Pay attention to the industry (and your analytics)
When Addy isn’t working on The Podcast Planner, she helps podcasters tell great stories by producing educational blog posts and webinars at Simplecast.
To keep content relevant, Addy gets her inspiration directly from user questions, support channel discussions and activity in Simplecast’s Facebook groups.
“FAQs give you a pulse check on where the industry is,” says Addy. “How are [podcasters] feeling? What are the problems where people continue to hit that wall time and time again?”
Addy creates “bite-size, consumable information” to educate podcasters. Her goal is to provide just enough satisfying content for readers or listeners while stimulating curiosity — “that’s how you best learn,” she notes.
She says it’s important to use the tools available to you, including audience analytics. Addy advises podcasters to think beyond basic ebbs and flows in listenership — like which listening devices people use, where those people are from and which episodes are the most popular.
Hot tip: “I know they’re just numbers to some, but those numbers hold a lot of gold for you,” she says.
Form true connections with your listeners
According to Addy, social media makes it easier than ever for content creators to form connections with their listeners — and vice versa.
Addy says one of the best pieces of advice she’s been given about podcasting came from business coach Cliff Ravenscraft, an OG podcaster.
“He said, ‘Try to learn at least 10 names of those who listen to your show.
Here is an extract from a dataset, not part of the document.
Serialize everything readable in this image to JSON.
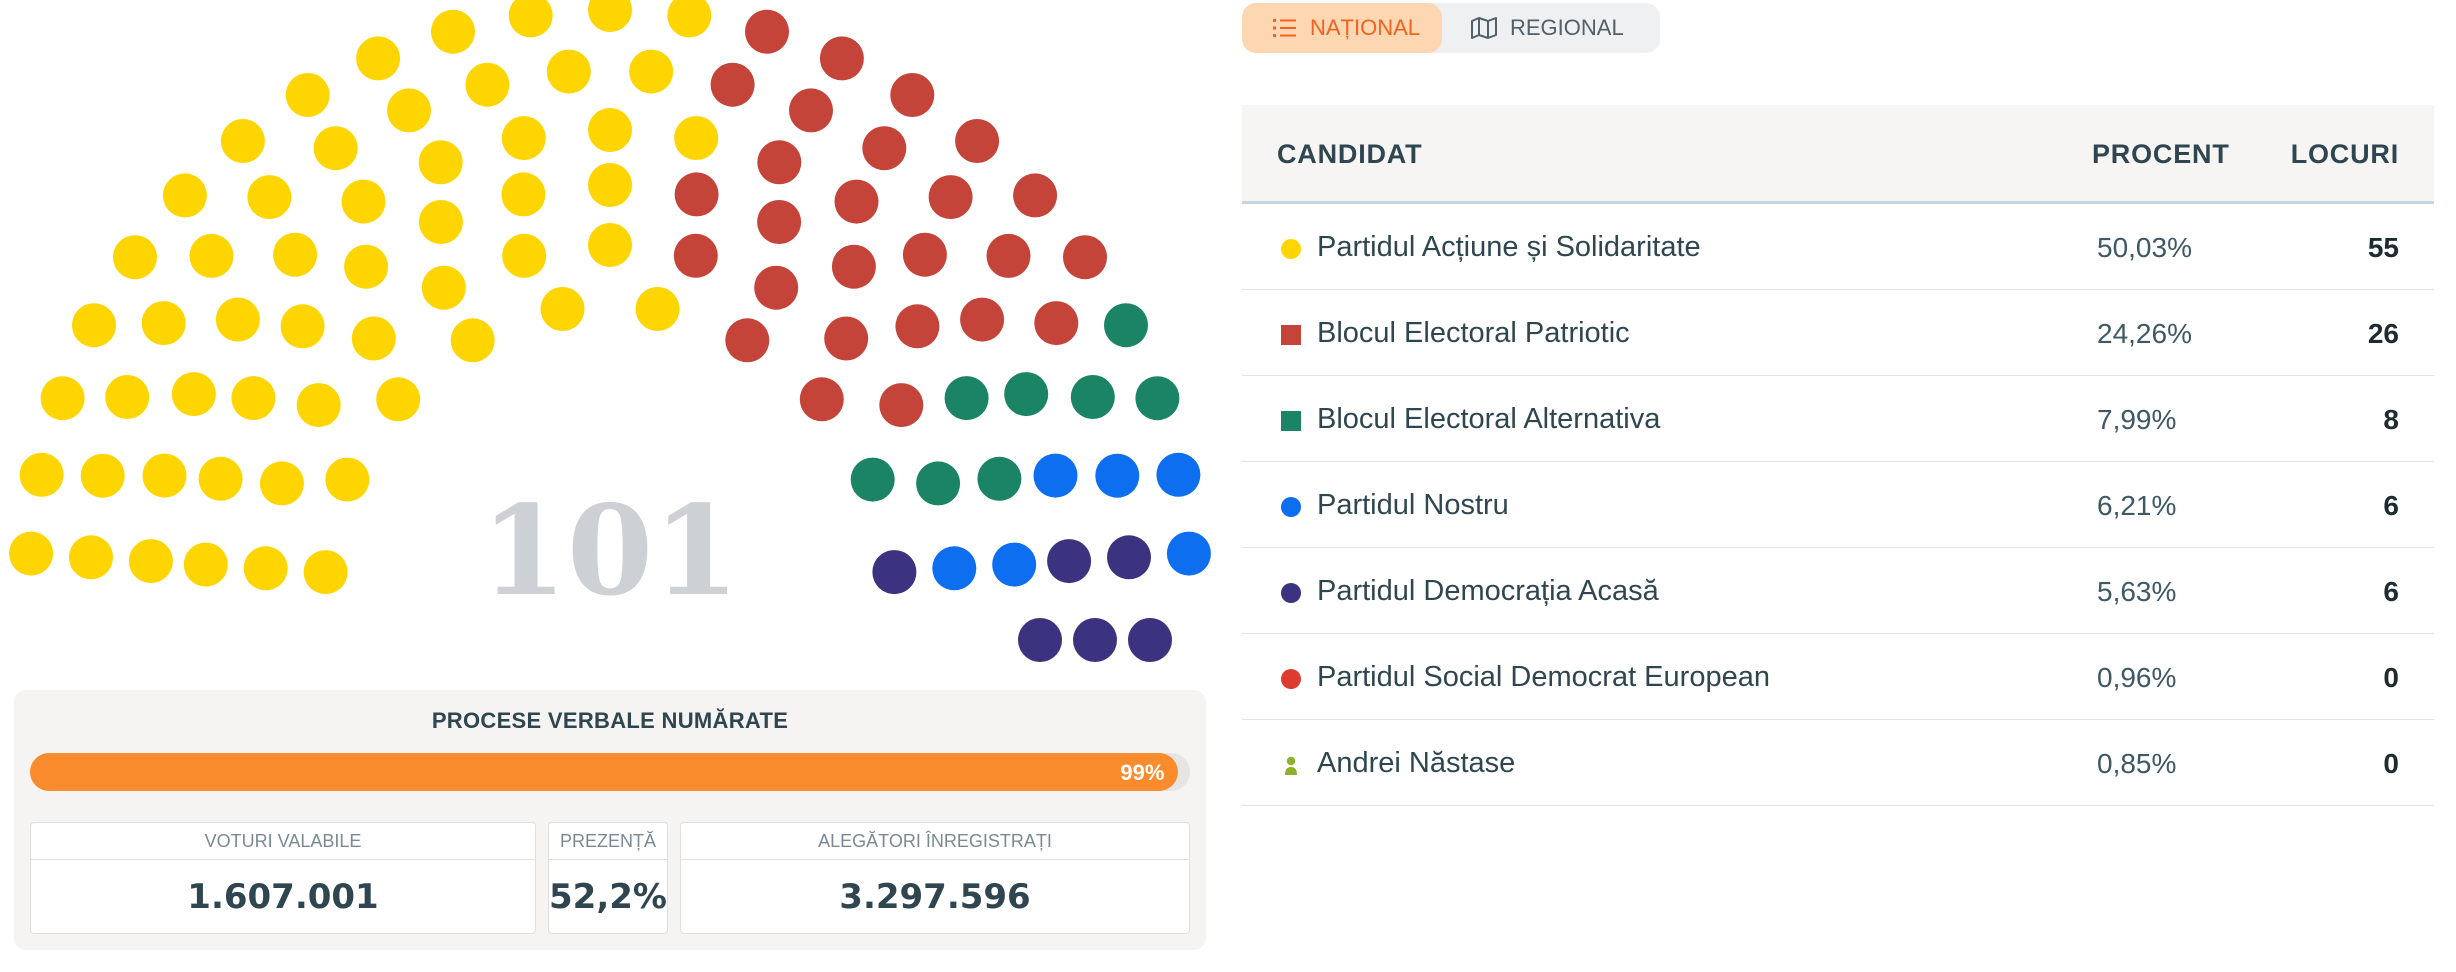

If you can learn those names, then you know you’re doing a great job of interacting with them, connecting with them beyond just publishing, and hoping that they listen. There’s somebody else listening on the other end.’”
Addy suggests podcast producers take Cliff’s tip to heart by connecting with 10 listeners by the end of the year.
“That in return changes the whole experience, not just for you, but also for the listener,” she explains.